Épingler les versions, pas @latest
Voici la leçon de la 1.23.1 : dans un pipeline, @latest est une bombe à retardement. Si le build était tombé sur la 1.23.1 le mauvais jour, il aurait installé une version que Microsoft a fini par retirer. On épingle donc des versions exactes, et on installe React exactement comme l'indique la matrice, avec --save-exact, car une mauvaise version de React échoue en silence, sans erreur de build.
# The 1.23.1 lesson: it was delisted from npm for regressions. In a pipeline,
# @latest is a time bomb. Pin exact versions.
npm install react@17.0.1 react-dom@17.0.1 --save-exact
# SPFx 1.23.2 matrix: Node v22, TypeScript up to 5.8, React 17.0.1. Not 18 yet.
La matrice de la 1.23.2 est claire : Node v22, TypeScript jusqu'à 5.8, React 17.0.1. SPFx ne prend pas encore en charge React 18 : cela figure toujours dans la feuille de route.

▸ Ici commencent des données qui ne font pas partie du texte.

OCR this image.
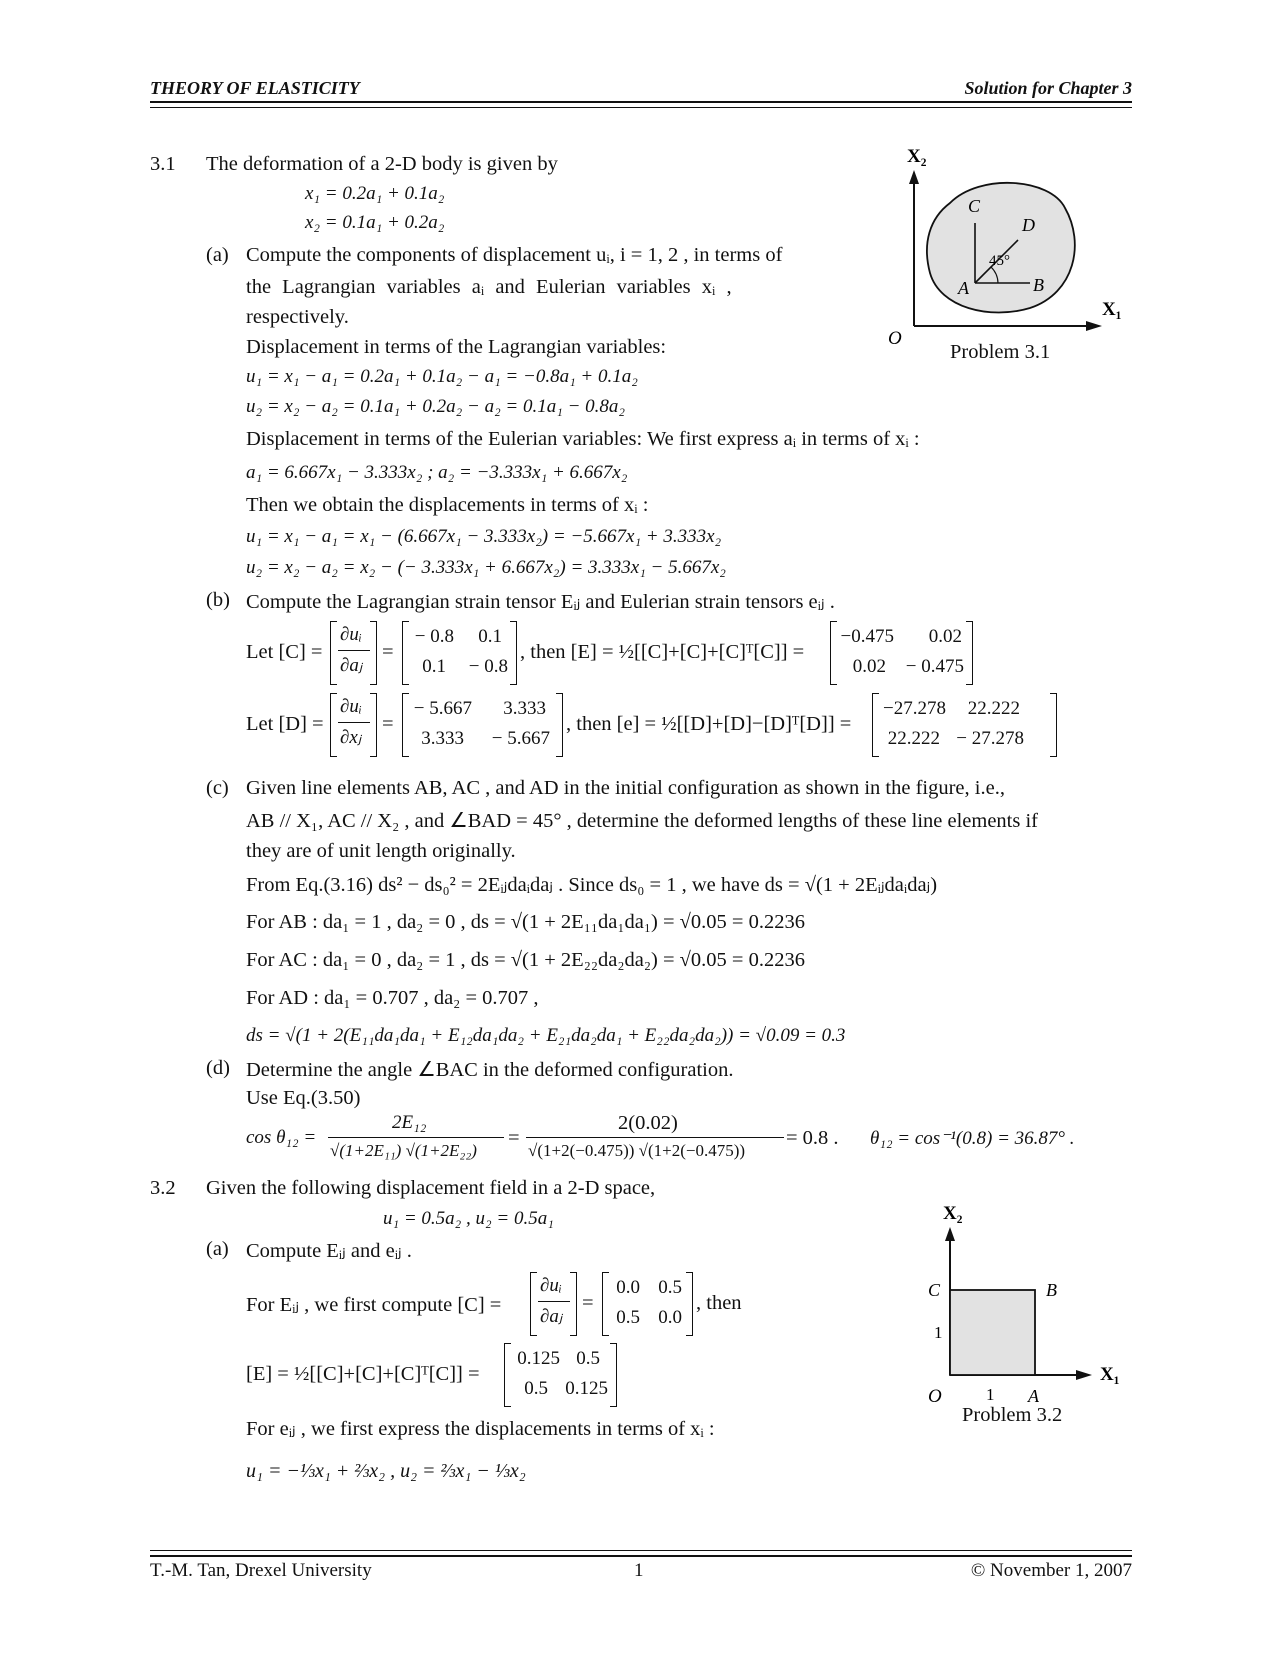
THEORY OF ELASTICITY	Solution for Chapter 3
3.1 The deformation of a 2-D body is given by
x₁ = 0.2a₁ + 0.1a₂
x₂ = 0.1a₁ + 0.2a₂
(a) Compute the components of displacement uᵢ, i = 1, 2 , in terms of
the Lagrangian variables aᵢ and Eulerian variables xᵢ ,
respectively.
Displacement in terms of the Lagrangian variables:
u₁ = x₁ − a₁ = 0.2a₁ + 0.1a₂ − a₁ = −0.8a₁ + 0.1a₂
u₂ = x₂ − a₂ = 0.1a₁ + 0.2a₂ − a₂ = 0.1a₁ − 0.8a₂
Displacement in terms of the Eulerian variables: We first express aᵢ in terms of xᵢ :
a₁ = 6.667x₁ − 3.333x₂ ; a₂ = −3.333x₁ + 6.667x₂
Then we obtain the displacements in terms of xᵢ :
u₁ = x₁ − a₁ = x₁ − (6.667x₁ − 3.333x₂) = −5.667x₁ + 3.333x₂
u₂ = x₂ − a₂ = x₂ − (− 3.333x₁ + 6.667x₂) = 3.333x₁ − 5.667x₂
X₂
X₁
O
A	B
C
D
45°
Problem 3.1
(b) Compute the Lagrangian strain tensor Eᵢⱼ and Eulerian strain tensors eᵢⱼ .
Let [C] =
∂uᵢ
∂aⱼ
=
− 0.8	0.1
0.1	− 0.8
, then [E] = ½[[C]+[C]+[C]ᵀ[C]] =
−0.475	0.02
0.02	− 0.475
Let [D] =
∂uᵢ
∂xⱼ
=
− 5.667	3.333
3.333	− 5.667
, then [e] = ½[[D]+[D]−[D]ᵀ[D]] =
−27.278	22.222
22.222 − 27.278
(c) Given line elements AB, AC , and AD in the initial configuration as shown in the figure, i.e.,
AB // X₁, AC // X₂ , and ∠BAD = 45° , determine the deformed lengths of these line elements if
they are of unit length originally.
From Eq.(3.16) ds² − ds₀² = 2Eᵢⱼdaᵢdaⱼ . Since ds₀ = 1 , we have ds = √(1 + 2Eᵢⱼdaᵢdaⱼ)
For AB : da₁ = 1 , da₂ = 0 , ds = √(1 + 2E₁₁da₁da₁) = √0.05 = 0.2236
For AC : da₁ = 0 , da₂ = 1 , ds = √(1 + 2E₂₂da₂da₂) = √0.05 = 0.2236
For AD : da₁ = 0.707 , da₂ = 0.707 ,
ds = √(1 + 2(E₁₁da₁da₁ + E₁₂da₁da₂ + E₂₁da₂da₁ + E₂₂da₂da₂)) = √0.09 = 0.3
(d) Determine the angle ∠BAC in the deformed configuration.
Use Eq.(3.50)
cos θ₁₂ =
2E₁₂
√(1+2E₁₁) √(1+2E₂₂)
=
2(0.02)
√(1+2(−0.475)) √(1+2(−0.475))
= 0.8 . θ₁₂ = cos⁻¹(0.8) = 36.87° .
3.2 Given the following displacement field in a 2-D space,
u₁ = 0.5a₂ , u₂ = 0.5a₁
(a) Compute Eᵢⱼ and eᵢⱼ .
For Eᵢⱼ , we first compute [C] =
∂uᵢ
∂aⱼ
=
0.0 0.5
0.5 0.0
, then
[E] = ½[[C]+[C]+[C]ᵀ[C]] =
0.125 0.5
0.5 0.125
For eᵢⱼ , we first express the displacements in terms of xᵢ :
u₁ = −⅓x₁ + ⅔x₂ , u₂ = ⅔x₁ − ⅓x₂
X₂
X₁
O	A
B
C
1
1
Problem 3.2
T.-M. Tan, Drexel University	1	© November 1, 2007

Épingler n'est pas de la bureaucratie : c'est ce qui sépare un build reproductible d'un build qui se dérobe sous les pieds entre une machine et le pipeline.
Et la 1.24 ?
La 1.24 est en préversion, en bêta depuis le 8 juillet 2026, et elle apporte la nouveauté qui montre où va SPFx : les SharePoint Copilot Apps. Ce sont des composants SPFx, avec le même empaquetage et le même outillage, mais qui s'affichent dans le canvas de Microsoft 365 Copilot plutôt que dans une page SharePoint. Un composant Copilot étend BaseCopilotComponent, et non BaseClientSideWebPart, et un même .sppkg peut réunir les deux.

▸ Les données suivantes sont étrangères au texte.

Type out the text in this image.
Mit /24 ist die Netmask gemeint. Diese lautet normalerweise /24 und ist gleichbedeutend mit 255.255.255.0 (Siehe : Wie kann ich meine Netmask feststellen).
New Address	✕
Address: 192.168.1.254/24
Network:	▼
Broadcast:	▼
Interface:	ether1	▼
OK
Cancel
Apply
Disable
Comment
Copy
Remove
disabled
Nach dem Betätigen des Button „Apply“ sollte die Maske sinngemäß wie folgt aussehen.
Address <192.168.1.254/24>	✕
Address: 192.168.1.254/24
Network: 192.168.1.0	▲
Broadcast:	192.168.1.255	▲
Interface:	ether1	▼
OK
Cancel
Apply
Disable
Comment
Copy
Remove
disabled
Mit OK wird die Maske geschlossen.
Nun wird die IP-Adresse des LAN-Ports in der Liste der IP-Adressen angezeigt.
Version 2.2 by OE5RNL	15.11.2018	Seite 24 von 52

C'est une véritable préversion, et Microsoft l'assume : elle ne s'affiche que dans le canvas Copilot, elle ne se distribue pas par le Store, et le nom lui-même peut changer avant la version finale. C'est bon pour le laboratoire, dans un tenant de développement, pas pour la production. Le signal qui compte, c'est la direction prise : SPFx cesse d'être réservé à SharePoint pour devenir le moyen de placer sa propre interface dans Copilot.
Ce qui reste
La 1.23.2 est la bonne version pour de nouveaux projets en production, mais on ne la traite pas comme un simple changement de numéro. Le runtime de SharePoint tient ; ce qui casse, c'est la chaîne de build, les imports Sass, les personnalisations Gulp qui disparaissent en 1.24, et des fonctionnalités dont le rollout côté serveur n'est pas encore terminé. Mettre à jour SPFx, c'est une migration de build déguisée en bump. Épinglez les versions, testez le build, et menez la migration vers Heft avec un plan, pas avec un npm install.